Pouvez-vous revenir sur votre
parcours et votre ambition de mettre en avant des stratégies et des
vecteurs de communication d'influence auprès des organisations publiques
et privées au sein de Comes communication?
L'idée de combiner les outils du hard et du soft power
s'est imposée à moi lors d'une opération extérieure particulièrement
meurtrière en octobre 1983, alors que je servais comme officier
parachutiste à Beyrouth dans le cadre de Force multinationale de
sécurité (voir ici). Vous avez beau avoir à votre disposition d'énormes ressources de hard power, si vous ne maîtrisez pas l'image, la perception et les vecteurs du soft power,
vous perdez la guerre communicationnelle et informationnelle, donc la
guerre tout court. C'est ce qui s'est alors passé. J'ai ensuite évolué
de la guerre à la guerre économique. A cette expérience de combat de
terrain s'est en effet ajouté un DEA de Relations internationales et
Défense de Paris-Sorbonne, un passage par le journalisme à Valeurs
actuelles, puis un séjour au Parlement européen qui m'a permis de
constater à quel point nous étions en retard par rapport aux puissances
anglo-saxonnes ou aux émergents en matière d'influence et de soft power.
Ce constat établi, avec ma directrice
associée Sophie Vieillard - DEA d'économie européenne, qui avait été
administrateur au Parlement européen - nous avons décidé de créer Comes
communication en 1999. Nous étions donc très en pointe car peu de gens
s'intéressaient alors à l'influence. Mon ami Alain Juillet - qui
deviendra par la suite le Haut responsable à l'intelligence économique
auprès du Premier ministre - nous a soutenus d'emblée, comme le feront
plus tard le préfet Pautrat, Christian Harbulot, Eric Delbecque, Claude
Revel et bien d'autres figures de l'intelligence économique. Pourquoi ce
nom de Comes ? Parce qu'en latin, « comes » signifie le compagnon de
voyage, l'escorte. D'où l'importance de travailler sur le long terme et
sur un mode très pragmatique. Notre volonté était d'aller bien au-delà
du conseil, et de fournir concrètement clé en main, aux structures
publiques ou privées, des vecteurs d'influence récurrents, solides, bien
sourcés, leur permettant de sortir de leur seul savoir-faire technique
pour rayonner en direction de leur écosystème, tout particulièrement en
direction des opinion makers et autres relais d'opinion.

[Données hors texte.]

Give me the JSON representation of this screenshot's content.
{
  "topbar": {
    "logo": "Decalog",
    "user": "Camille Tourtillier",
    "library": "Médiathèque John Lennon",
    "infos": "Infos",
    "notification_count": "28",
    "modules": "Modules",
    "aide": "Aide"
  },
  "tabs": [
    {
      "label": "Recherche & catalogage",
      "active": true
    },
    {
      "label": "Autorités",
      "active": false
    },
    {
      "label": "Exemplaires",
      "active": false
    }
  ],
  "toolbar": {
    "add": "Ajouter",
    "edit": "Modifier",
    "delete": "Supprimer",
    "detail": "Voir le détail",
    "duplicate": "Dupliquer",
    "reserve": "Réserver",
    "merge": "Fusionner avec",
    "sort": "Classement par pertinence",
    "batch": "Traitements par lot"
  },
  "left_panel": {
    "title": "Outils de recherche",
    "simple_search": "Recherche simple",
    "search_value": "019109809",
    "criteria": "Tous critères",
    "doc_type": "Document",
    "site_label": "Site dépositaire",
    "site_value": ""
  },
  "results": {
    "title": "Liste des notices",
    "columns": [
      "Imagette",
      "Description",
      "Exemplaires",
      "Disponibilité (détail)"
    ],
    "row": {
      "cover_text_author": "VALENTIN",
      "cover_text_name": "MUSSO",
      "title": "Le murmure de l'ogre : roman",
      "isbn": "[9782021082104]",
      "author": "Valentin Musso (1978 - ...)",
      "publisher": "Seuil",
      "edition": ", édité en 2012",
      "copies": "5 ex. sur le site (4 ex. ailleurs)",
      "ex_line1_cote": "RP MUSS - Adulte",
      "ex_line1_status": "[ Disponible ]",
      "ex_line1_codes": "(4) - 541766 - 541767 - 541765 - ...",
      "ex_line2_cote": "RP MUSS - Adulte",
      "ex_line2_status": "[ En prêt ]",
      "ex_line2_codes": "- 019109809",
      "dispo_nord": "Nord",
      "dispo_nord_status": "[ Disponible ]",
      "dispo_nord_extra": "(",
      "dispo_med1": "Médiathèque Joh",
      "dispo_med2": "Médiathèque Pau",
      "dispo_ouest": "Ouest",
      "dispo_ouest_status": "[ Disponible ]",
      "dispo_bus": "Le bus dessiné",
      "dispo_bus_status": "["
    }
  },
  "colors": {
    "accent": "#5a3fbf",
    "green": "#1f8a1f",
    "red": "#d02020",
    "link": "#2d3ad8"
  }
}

Aujourd'hui installée à Paris, Toronto (Canada), São Paulo (Brésil) et
très prochainement à Rabat (Maroc), la société Comes développe une
méthode de communication d'influence reposant sur la valorisation des
identités. Elle travaille en outre en étroite collaboration avec des
spécialistes nord et sud-américains de la planification stratégique, du
management et du branding. Notre positionnement influence se situe donc à la confluence de l'intelligence économique (competitive intelligence pour être plus précis) et de la communication sur le monde du high end branding qu'affectionnent tout particulièrement les stratèges d'outre-Atlantique.
Quelle serait votre définition de l'E-réputation et du rôle des e-influenceurs dans cette communication globale?
Vous posez ici la question de la
technique, alors que l'influence, étymologiquement (il faut insister sur
les racines néoplatoniciennes de la Renaissance du terme influence),
est un flux. Qu'il se répande via le Net comme c'est le cas le plus
souvent est en l'occurrence secondaire. C'est poser là la question des
moyens. Bien sûr, la e-réputation est capitale et les e-influenceurs
constituent des rouages essentiels de la communication d'influence sur
le web. Mais au-delà du factuel et du technique, souvenons-nous que
l'influence, avant tout, c'est un contenu, non un contenant.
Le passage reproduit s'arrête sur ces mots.